“Thanks. I’m hardly seasoned, but it’s fun to use the stuff I learned in years of school.”
The traffic leaving South Beach is proof of what she told me I’d face if I lived there. I’m glad to have someone with local knowledge helping me figure out this new place. “You must’ve been in college when you lost your husband, right?”
“I was attending community college, working at the restaurant and trying to get pregnant. We planned to be young parents. I was going to stay home with them and go to school when they did. After Tony died, I got a big insurance payout that I put toward school. It gave me something to do once the initial shock of his death wore off.”
“I’m so sorry that happened to you.”
“Thanks.”
“Have you . . .” I shake my head. It’s none of my fucking business whether she’s dated anyone else since she lost her husband.
“Have I what?”
“I was about to ask you a deeply personal question.”
“It’s fine. I’m used to it. Everyone I meet wants to know if I’ve dated again since I lost him, and the answer is I’ve had a lot of first dates, a couple of second dates and very few third dates. My grandmothers love to fix me up with guys they know, their friends’ grandsons, customers at the restaurant. At first I wanted nothing to do with it, but after a while, it was easier to go on the dates than have to constantly tell them why I didn’t want to.”
“It was their way of trying to help you move on, I suppose.”
“Yes,” she says with a sigh, “and I love them for it. We all suffered over the loss of Tony. He’d been part of our family for ten years by the time we lost him.”
“I can’t imagine what it would be like to meet ‘the one’ when you’re as young as you guys were.” I’ve never met anyone I could picture spending the rest of my life with. I’d begun to wonder if Ginger might be my “one” when I found out what she really wanted with me—and it had nothing to do with forever except for the stain she put on my good name.
“It’s funny that I can’t remember meeting him. We used to talk about that a lot. He remembered every detail of that day, but I don’t. I was with friends at an arcade in the mall, and he said the Selena song ‘I Could Fall in Love’ was playing the first time he saw me. I used to say he was making that up, but he swore it was true.”
“That’s very sweet.”
“We lived near each other but went to different schools, which is why we hadn’t met before. He had friends who went to my school, and they approached me to ask if I’d consider meeting their friend, who’d decided he was going to marry me.”
“No way. They did not say that.”
“They did!”
“What did you say?”
“I said, ‘I’m fourteen, and I’m not marrying your friend.’ They begged and pleaded with me to at least talk to him, which I said I’d do, mostly because I sensed they weren’t going to let up until I did. I figured I’d talk to him once, tell him to get real and move on.”
“But that’s not what happened.”
“That’s not what happened.”
I’m completely captivated by her story and more than a little heartbroken to know how it ended. “Don’t stop now! I have to know the rest. But only if you want to tell me.”
“It’s one of my favorite stories to tell. He called me that night and every night for a month. My parents were all over me about who I was on the phone with every night. I can’t really recall the specifics of what we talked about, but I do remember laughing—a lot. He was really funny. I think that was the first thing I loved about him, that he could make me laugh even when I was annoyed with him.”

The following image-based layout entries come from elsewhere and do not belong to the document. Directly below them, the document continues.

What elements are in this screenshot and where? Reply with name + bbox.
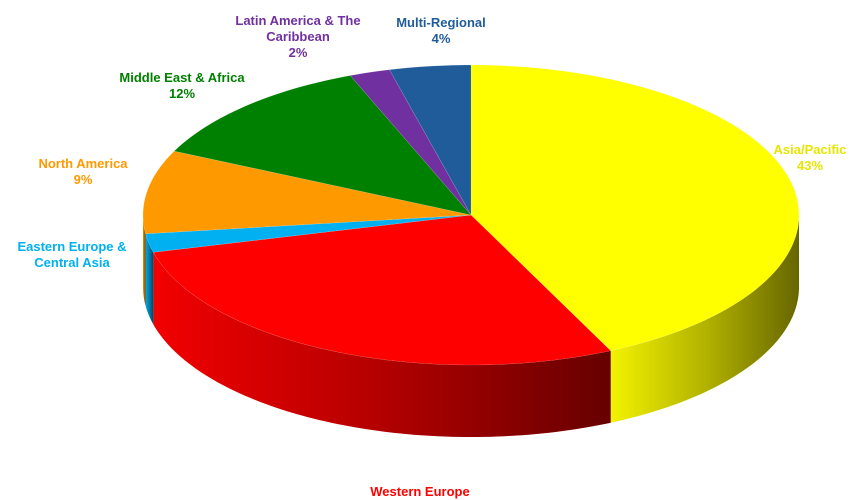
slice [349, 69, 472, 216]
value-label: 43% [796, 158, 824, 173]
category-name: North America [38, 156, 128, 171]
slice [389, 64, 472, 216]
slice [152, 214, 612, 437]
slice-label: North America 9% [13, 156, 153, 188]
category-name: Middle East & Africa [119, 70, 245, 85]
category-name: Latin America & The Caribbean [235, 13, 361, 44]
value-label: 9% [73, 172, 93, 187]
value-label: 12% [168, 86, 196, 101]
slice-top [142, 150, 472, 235]
slice-label: Eastern Europe & Central Asia [0, 239, 147, 271]
slice-top [145, 214, 472, 253]
slice-label: Middle East & Africa 12% [102, 70, 262, 102]
slice-top [349, 69, 472, 216]
slice-side-shade [610, 215, 799, 423]
slice-label: Western Europe [320, 484, 520, 500]
category-name: Multi-Regional [396, 15, 486, 30]
slice-label: Asia/Pacific 43% [750, 142, 853, 174]
slice-top [173, 75, 472, 216]
slice-side-shade [145, 233, 154, 325]
slice-top [152, 214, 612, 366]
slice [173, 75, 472, 216]
value-label: 4% [431, 31, 451, 46]
slice-label: Latin America & The Caribbean 2% [213, 13, 383, 61]
category-name: Western Europe [370, 484, 470, 499]
slice-side-shade [143, 215, 146, 306]
category-name: Eastern Europe & Central Asia [17, 239, 127, 270]
slice [470, 64, 800, 423]
slice [142, 150, 472, 306]
category-name: Asia/Pacific [773, 142, 847, 157]
slice-side-shade [153, 252, 611, 437]
slice-top [470, 64, 800, 351]
value-label: 2% [288, 45, 308, 60]
slice-label: Multi-Regional 4% [371, 15, 511, 47]
slice-top [389, 64, 472, 216]
slice [145, 214, 472, 325]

“An important quality, for sure.”
“It took two years of us being best friends before my parents would officially allow us to date.”
“Holy crap. That must’ve been a long two years.”
“It was, and believe me, I was so pissed about it. I thought my parents were impossibly old-fashioned. But when I look back at it now, I can see how important that friendship was for everything that came later.”